New Zealand carriers will block the Galaxy Note 7

Samsung's discontinued phone will be useless on local cellular networks starting November 18th.

Reuters/Kim Hong-Ji

If you think that Samsung's constant software reminders to return the Galaxy Note 7 aren't enough to make stubborn owners change their minds, you should book a trip to New Zealand. All of the country's wireless carriers will block the discontinued smartphone on their networks as of November 18th. Essentially, they're turning the Note 7 into a paperweight. You can use it on WiFi, but it won't be very useful as, well, a phone. New Zealand is expected to rely on the same IMEI (hardware identifier) blocking that telecoms use to render stolen phones useless, so you'd have to jump through hoops to have any hope of restoring cellular functionality.
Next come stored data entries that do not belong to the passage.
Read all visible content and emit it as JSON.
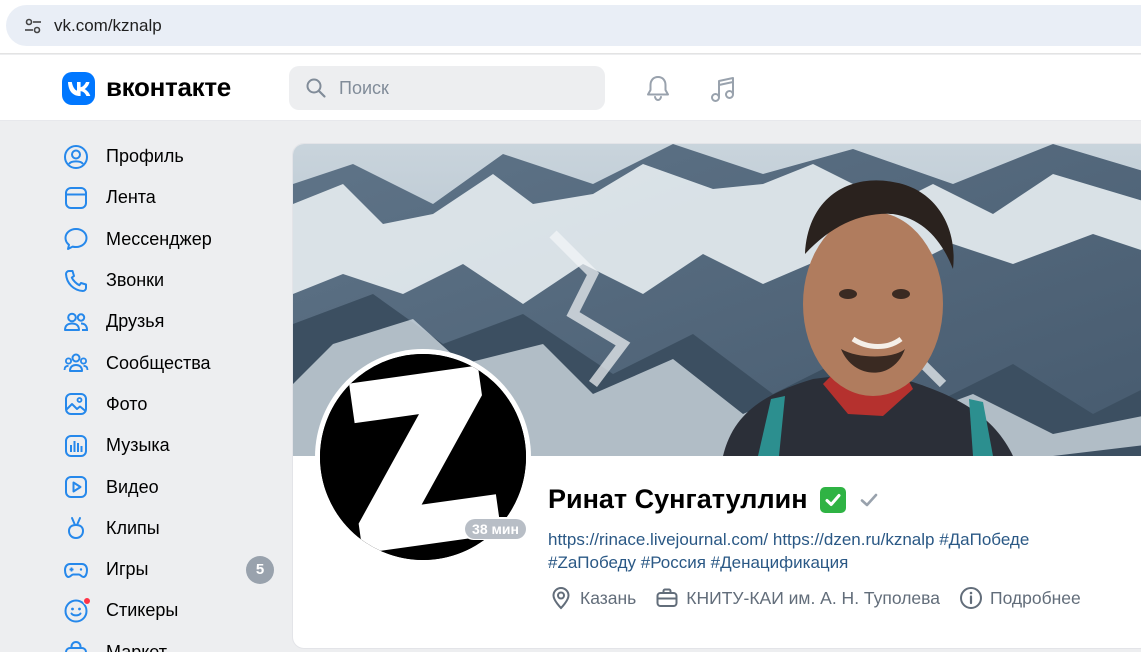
{
  "browser": {
    "url": "vk.com/kznalp"
  },
  "header": {
    "wordmark": "вконтакте",
    "search_placeholder": "Поиск",
    "accent_color": "#0077ff"
  },
  "sidebar": {
    "items": [
      {
        "label": "Профиль",
        "icon": "profile-icon"
      },
      {
        "label": "Лента",
        "icon": "feed-icon"
      },
      {
        "label": "Мессенджер",
        "icon": "messenger-icon"
      },
      {
        "label": "Звонки",
        "icon": "phone-icon"
      },
      {
        "label": "Друзья",
        "icon": "friends-icon"
      },
      {
        "label": "Сообщества",
        "icon": "communities-icon"
      },
      {
        "label": "Фото",
        "icon": "photo-icon"
      },
      {
        "label": "Музыка",
        "icon": "music-icon"
      },
      {
        "label": "Видео",
        "icon": "video-icon"
      },
      {
        "label": "Клипы",
        "icon": "clips-icon"
      },
      {
        "label": "Игры",
        "icon": "games-icon",
        "badge": "5"
      },
      {
        "label": "Стикеры",
        "icon": "stickers-icon"
      },
      {
        "label": "Маркет",
        "icon": "market-icon"
      }
    ]
  },
  "profile": {
    "name": "Ринат Сунгатуллин",
    "emoji": "✅",
    "last_seen": "38 мин",
    "status_line1": "https://rinace.livejournal.com/ https://dzen.ru/kznalp #ДаПобеде",
    "status_line2": "#ZaПобеду #Россия #Денацификация",
    "city": "Казань",
    "education": "КНИТУ-КАИ им. А. Н. Туполева",
    "more_label": "Подробнее",
    "avatar_letter": "Z"
  }
}
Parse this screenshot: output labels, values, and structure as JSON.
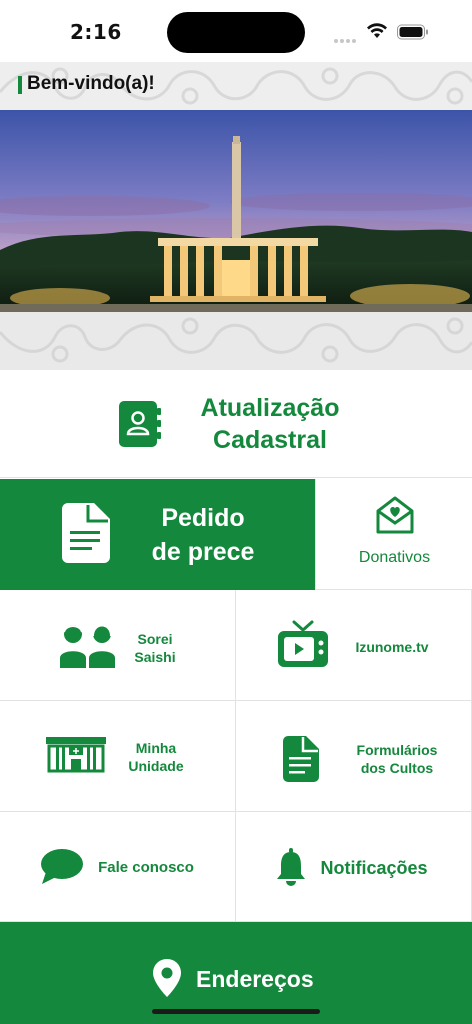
{
  "status_bar": {
    "time": "2:16"
  },
  "header": {
    "welcome": "Bem-vindo(a)!"
  },
  "menu": {
    "atualizacao": {
      "line1": "Atualização",
      "line2": "Cadastral"
    },
    "pedido": {
      "line1": "Pedido",
      "line2": "de prece"
    },
    "donativos": "Donativos",
    "sorei": {
      "line1": "Sorei",
      "line2": "Saishi"
    },
    "izunome": "Izunome.tv",
    "minha_unidade": {
      "line1": "Minha",
      "line2": "Unidade"
    },
    "formularios": {
      "line1": "Formulários",
      "line2": "dos Cultos"
    },
    "fale": "Fale conosco",
    "notificacoes": "Notificações",
    "enderecos": "Endereços"
  },
  "colors": {
    "accent": "#14883c",
    "background": "#ffffff",
    "pattern": "#e9e9e9"
  },
  "icons": {
    "atualizacao": "address-book-icon",
    "pedido": "document-icon",
    "donativos": "heart-envelope-icon",
    "sorei": "people-icon",
    "izunome": "tv-icon",
    "minha_unidade": "temple-icon",
    "formularios": "form-document-icon",
    "fale": "chat-bubble-icon",
    "notificacoes": "bell-icon",
    "enderecos": "location-pin-icon"
  }
}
There aren't many Note 7s left in the country. Its Telecommunications Forum reckons that the number of holdouts has dwindled to the "low hundreds." Clearly, though, local providers don't want to take chances. They'd rather not be held responsible if an owner decides to keep the device and watches it go up in flames. You won't necessarily see other countries follow suit, but it won't be shocking if that happens. Eventually, the only users left are likely to be those who refuse to give it back -- network bans could convince them that it's not worth the risk just to say that they have a collector's item.